- Education: Louisiana State University (M.D.)
- Occupation: Orthopedic surgeon
- Television: Online Dating Rituals of the American Male
- Criminal charges: sexual assault
- Partner: Cerissa Riley

= Grant Robicheaux =

American surgeon accused of sexual assault

Grant Robicheaux is an American surgeon who appeared on an episode of the 2014 Bravo reality show Online Dating Rituals of the American Male. He received media attention in 2018 after he was accused of drugging and sexually assaulting multiple women.

==Early life and education==
Robicheaux received his medical degree from Louisiana State University and completed his residency at University of California, Irvine Medical Center. He is a board-certified orthopedic surgeon.

==Career==
Robicheaux appeared in 2014 on the Bravo show Online Dating Rituals of the American Male, which followed his search for a girlfriend. In 2013, Robicheaux was named "Orange County's Most Eligible Bachelor" by Orange Coast Magazine.

==Accusations of sexual assault==
In 2018, Robicheaux and his girlfriend, Cerissa Riley, were charged with drugging and raping multiple women in Newport Beach, California. In April 2016, a woman stated that she had met Robicheaux and Riley in a local restaurant in April 2016 and that they invited her to a party.

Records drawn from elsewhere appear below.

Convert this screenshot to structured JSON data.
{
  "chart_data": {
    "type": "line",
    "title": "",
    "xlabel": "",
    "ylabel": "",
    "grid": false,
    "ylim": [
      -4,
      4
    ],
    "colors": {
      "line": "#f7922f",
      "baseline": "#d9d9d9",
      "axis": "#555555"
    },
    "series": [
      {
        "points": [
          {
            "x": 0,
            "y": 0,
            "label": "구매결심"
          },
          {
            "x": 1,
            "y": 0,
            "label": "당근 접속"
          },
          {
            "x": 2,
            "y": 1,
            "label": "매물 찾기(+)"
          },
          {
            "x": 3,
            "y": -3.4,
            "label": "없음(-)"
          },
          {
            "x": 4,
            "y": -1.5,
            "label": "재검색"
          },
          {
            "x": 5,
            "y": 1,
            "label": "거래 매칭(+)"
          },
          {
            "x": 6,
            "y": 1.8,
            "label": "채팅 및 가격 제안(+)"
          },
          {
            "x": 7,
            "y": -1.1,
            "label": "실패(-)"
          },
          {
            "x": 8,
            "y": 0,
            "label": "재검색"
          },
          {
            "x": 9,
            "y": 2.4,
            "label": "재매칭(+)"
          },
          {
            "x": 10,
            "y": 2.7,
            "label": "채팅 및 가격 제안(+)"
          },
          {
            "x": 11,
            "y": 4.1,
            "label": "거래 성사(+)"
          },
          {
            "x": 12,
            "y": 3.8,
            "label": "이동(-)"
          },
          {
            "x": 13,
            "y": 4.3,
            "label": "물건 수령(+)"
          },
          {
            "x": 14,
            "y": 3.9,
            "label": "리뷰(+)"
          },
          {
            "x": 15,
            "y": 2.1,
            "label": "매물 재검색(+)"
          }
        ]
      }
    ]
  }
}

The woman stated that she consumed large amounts of alcohol before they invited her to Robicheaux's residence for an after-party, where they drugged, raped, and orally copulated her. The woman immediately contacted the police the next morning to report that she had been assaulted and a subsequent test of her blood showed multiple controlled substances in her body.

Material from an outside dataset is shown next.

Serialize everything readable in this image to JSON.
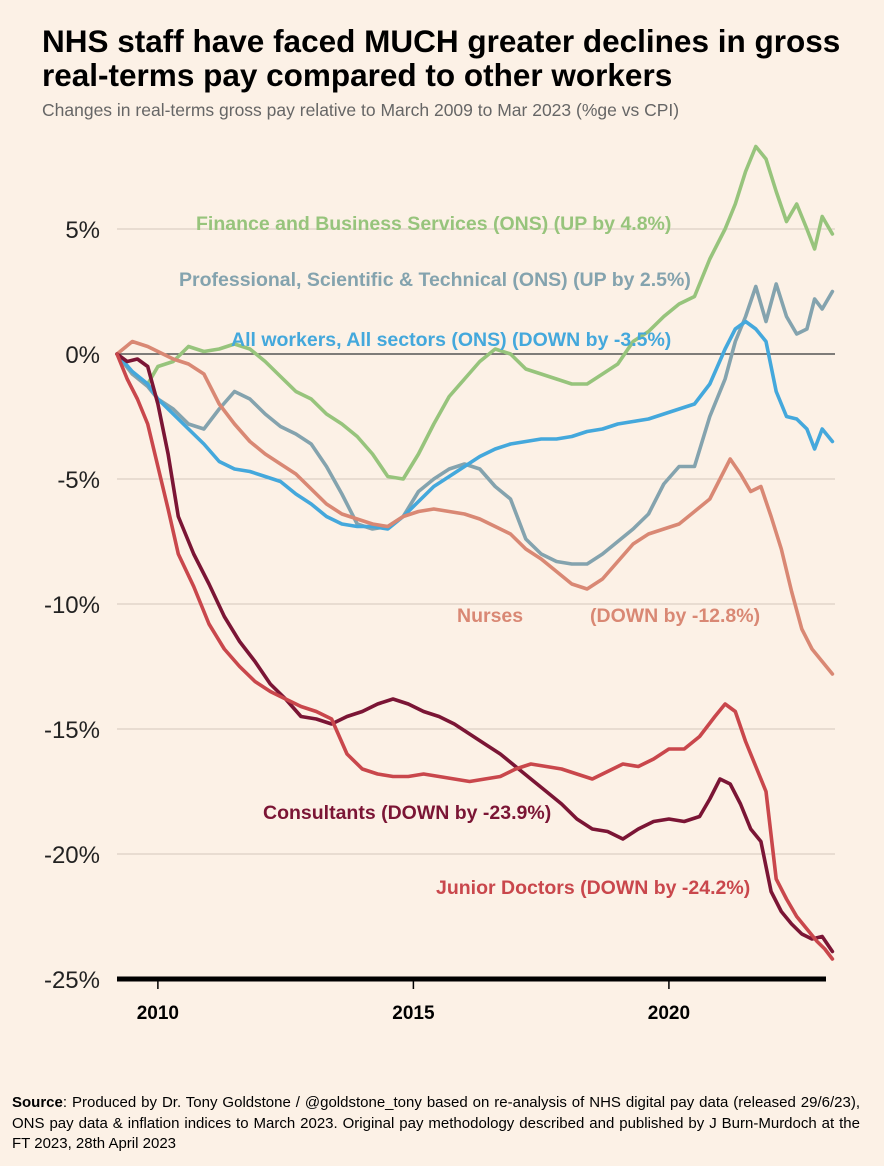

On October 2, 2016, a woman screamed for help and one of Robicheaux's neighbors called the Newport Beach Police Department. The woman stated that they drank alcohol together at a Newport Beach bar until the alleged victim was unconscious. She says that Robicheaux and Riley then brought her to Robicheaux's apartment and began sexually assaulting her. The police later stated that they had suspicions but did not have positive identity at the time of the reports. On January 9, 2018, police searched Robicheaux's home and found firearms and large quantities of illegal drugs, including the date rape drug gamma-Hydroxybutyric acid, MDMA, and cocaine. On September 6, 2018, the Newport Beach Police turned the investigation over to the Orange County District Attorney's Office. The District Attorney filed charges on September 11, 2018, and detectives arrested Robicheaux and Riley on September 12, 2018. Robicheaux and Riley were each released on a $100,000 bail. Following the charges, the California Medical Board opened an investigation into Robicheaux's conduct.

In a September 2018 press conference, the Orange County District Attorney, Tony Rackauckas, stated that detectives had found a video of the sex acts with one of the victim. Rackauckas also stated that there were additional videos, saying, "There are a substantial number of videos. I cannot tell you if it is tens or hundreds, it is certainly more than tens." Rackauckas said the victims in video appeared highly intoxicated, "beyond the ability to consent or resist," and that the women were barely responsive to sexual advances by Robicheaux and Riley. The case gained international attention because Rackauckas implied that there were up to 1,000 victims. Later, Rackauckas said that he had been misunderstood, that he did not mean to suggest there were up to 1,000 victims, and that they were instead reviewing up to 1,000 videos of possible victims. Robicheaux was charged with 16 felonies, including sexually assaulting seven women and Riley was charged with sexually assaulting five women. Robicheaux was also accused of possessing two illegal, unregistered assault rifles, four other firearms, and several large-capacity magazines.

===Court proceedings===
In February 2020, Todd Spitzer won the election for District Attorney, taking over Rackauckas' position. Spitzer believed that Rackauckas had used the case to attract positive media attention before the election for district attorney and stated he would move to have all charges filed by Rackauckas against Robicheaux and Riley dropped. In June 2020, Orange County Superior Court Judge Gregory Jones refused to drop the charges against Robicheaux and Riley and said both Rackauckas and Spitzer had used the case against each other while campaigning. Later in 2020, the Attorney General of California took over prosecuting the case.

In July 2021, a judge in the Orange County Superior Court dismissed charges related to two of the seven women who stated they no longer wanted to participate in the case and had been "dragged through the mud" by the Orange County District Attorney's office.

On July 7, 2023, Orange County Superior Court Judge Michael Leversen dropped all sexual assault charges against Robicheaux and Cerissa Riley, citing insufficient evidence.
On Nov. 29, 2023, under the terms of a plea deal, Robicheaux pleaded guilty to a felony gun-possession charge and a misdemeanor drug charge. He was sentenced to two years probation on the felony gun-possession charge and one year of probation on the misdemeanor drug charge for possession of psilocybin. Robicheaux has reportedly filed a lawsuit against Orange County, seeking unspecified damages for what he alleges was malicious prosecution against him.